Expected to be completed this July, the building Tessy's third in Elbridge will be dedicated to consumer-product molding, Beck said. The $9 million price tag includes the cost of construction and of outfitting the plastics factory with material-handling systems, utilities and other mechanical features.
Tessy pegged the price of machinery for the new plant at $2 million. Beck said Tessy already has the initial 12 injection presses, now housed in the warehouse area of the company's advanced manufacturing plant in Elbridge. The machines are doing some production of the deodorant packaging. They will be moved to the new factory, along with several other machines.
To start with, we'll put probably 20 of them in there, Beck said. The plant will mold other consumer products, beyond the deodorant job, he added.
Tessy, which currently employs 600 in Elbridge, plans to add about 50 jobs at the new factory. The state of New York will award the plastics firm a $1.3 million grant for the project.

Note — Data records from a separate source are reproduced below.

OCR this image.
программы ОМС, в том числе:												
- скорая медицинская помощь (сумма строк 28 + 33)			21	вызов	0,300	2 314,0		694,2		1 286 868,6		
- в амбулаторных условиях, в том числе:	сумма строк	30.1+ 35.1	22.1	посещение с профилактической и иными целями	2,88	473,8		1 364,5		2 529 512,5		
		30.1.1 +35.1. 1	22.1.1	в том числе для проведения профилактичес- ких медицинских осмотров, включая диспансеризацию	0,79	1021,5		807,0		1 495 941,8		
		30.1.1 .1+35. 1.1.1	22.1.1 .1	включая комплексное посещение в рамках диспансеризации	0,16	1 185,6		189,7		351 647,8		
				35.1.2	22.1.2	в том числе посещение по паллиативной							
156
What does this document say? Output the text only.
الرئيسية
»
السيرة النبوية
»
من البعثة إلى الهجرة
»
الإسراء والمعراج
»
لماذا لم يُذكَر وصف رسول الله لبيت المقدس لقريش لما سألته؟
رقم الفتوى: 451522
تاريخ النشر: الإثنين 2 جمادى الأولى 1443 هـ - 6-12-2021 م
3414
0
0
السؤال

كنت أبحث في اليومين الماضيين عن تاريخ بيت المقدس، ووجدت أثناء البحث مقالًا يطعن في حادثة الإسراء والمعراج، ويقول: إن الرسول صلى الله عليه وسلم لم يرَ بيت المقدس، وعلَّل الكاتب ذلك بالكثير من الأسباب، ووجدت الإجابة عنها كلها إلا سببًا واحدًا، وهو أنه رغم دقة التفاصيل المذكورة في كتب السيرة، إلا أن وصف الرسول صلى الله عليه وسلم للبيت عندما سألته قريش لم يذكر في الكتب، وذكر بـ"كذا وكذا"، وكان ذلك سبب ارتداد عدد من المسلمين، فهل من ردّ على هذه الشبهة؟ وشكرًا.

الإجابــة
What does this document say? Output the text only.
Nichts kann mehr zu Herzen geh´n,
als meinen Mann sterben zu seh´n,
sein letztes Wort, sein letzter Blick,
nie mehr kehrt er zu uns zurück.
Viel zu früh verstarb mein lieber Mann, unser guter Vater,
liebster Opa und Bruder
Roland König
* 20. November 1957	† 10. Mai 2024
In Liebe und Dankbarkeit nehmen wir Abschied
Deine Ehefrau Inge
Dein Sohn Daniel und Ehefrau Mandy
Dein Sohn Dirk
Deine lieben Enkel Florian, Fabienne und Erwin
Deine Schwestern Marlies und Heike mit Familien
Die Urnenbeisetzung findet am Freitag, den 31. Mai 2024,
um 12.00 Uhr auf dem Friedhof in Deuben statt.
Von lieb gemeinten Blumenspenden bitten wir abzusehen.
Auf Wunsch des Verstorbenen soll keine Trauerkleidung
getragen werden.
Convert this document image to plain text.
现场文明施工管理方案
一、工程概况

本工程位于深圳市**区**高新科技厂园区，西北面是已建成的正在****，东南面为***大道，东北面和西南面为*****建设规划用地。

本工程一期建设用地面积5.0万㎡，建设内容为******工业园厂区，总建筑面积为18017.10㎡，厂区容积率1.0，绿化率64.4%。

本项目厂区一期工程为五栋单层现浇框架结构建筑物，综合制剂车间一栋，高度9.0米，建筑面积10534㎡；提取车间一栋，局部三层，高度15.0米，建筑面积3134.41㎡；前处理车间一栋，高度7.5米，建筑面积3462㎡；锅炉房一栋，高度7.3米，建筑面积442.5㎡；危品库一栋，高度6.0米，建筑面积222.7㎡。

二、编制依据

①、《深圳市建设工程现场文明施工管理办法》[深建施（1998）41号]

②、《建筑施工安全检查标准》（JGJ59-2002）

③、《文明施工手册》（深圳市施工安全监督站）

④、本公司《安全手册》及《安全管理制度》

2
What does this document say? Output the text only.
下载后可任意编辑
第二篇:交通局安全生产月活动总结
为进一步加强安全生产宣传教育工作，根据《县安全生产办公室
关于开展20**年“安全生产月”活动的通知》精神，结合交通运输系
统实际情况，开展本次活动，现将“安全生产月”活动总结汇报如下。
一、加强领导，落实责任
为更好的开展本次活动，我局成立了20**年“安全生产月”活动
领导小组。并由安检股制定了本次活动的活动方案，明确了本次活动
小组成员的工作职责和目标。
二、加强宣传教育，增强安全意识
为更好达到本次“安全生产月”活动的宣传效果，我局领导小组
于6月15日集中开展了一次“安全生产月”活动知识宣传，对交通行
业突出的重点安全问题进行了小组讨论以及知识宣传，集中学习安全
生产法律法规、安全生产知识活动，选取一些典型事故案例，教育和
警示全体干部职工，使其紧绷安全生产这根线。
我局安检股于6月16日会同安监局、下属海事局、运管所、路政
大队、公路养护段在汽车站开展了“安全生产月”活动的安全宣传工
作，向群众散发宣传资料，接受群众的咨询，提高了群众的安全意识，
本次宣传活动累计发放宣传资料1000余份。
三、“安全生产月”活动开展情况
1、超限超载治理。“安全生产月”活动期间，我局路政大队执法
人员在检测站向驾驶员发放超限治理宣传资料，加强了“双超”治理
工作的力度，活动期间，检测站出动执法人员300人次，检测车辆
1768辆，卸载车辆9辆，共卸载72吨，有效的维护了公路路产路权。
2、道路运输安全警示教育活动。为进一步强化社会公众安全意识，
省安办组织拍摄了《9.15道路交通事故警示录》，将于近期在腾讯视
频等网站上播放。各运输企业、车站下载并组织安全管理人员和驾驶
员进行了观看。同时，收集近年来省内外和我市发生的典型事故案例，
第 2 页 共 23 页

Beck said that, since 2002, Tessy has invested $40 million in buildings and equipment, and added 200 jobs in Elbridge.
Tessy recently has made news for increasing its medical molding, including a $4 million, 40,000-square-foot expansion to its advanced manufacturing plant, completed early last year. That facility now will be dedicated to medical molding, after the consumer products plant is completed, Beck said.
I want to move that [consumer products work] out, to make room for the medical molding that I want to grow, Beck said.
Beck said Tessy runs mainly Niigata and Sumitomo presses.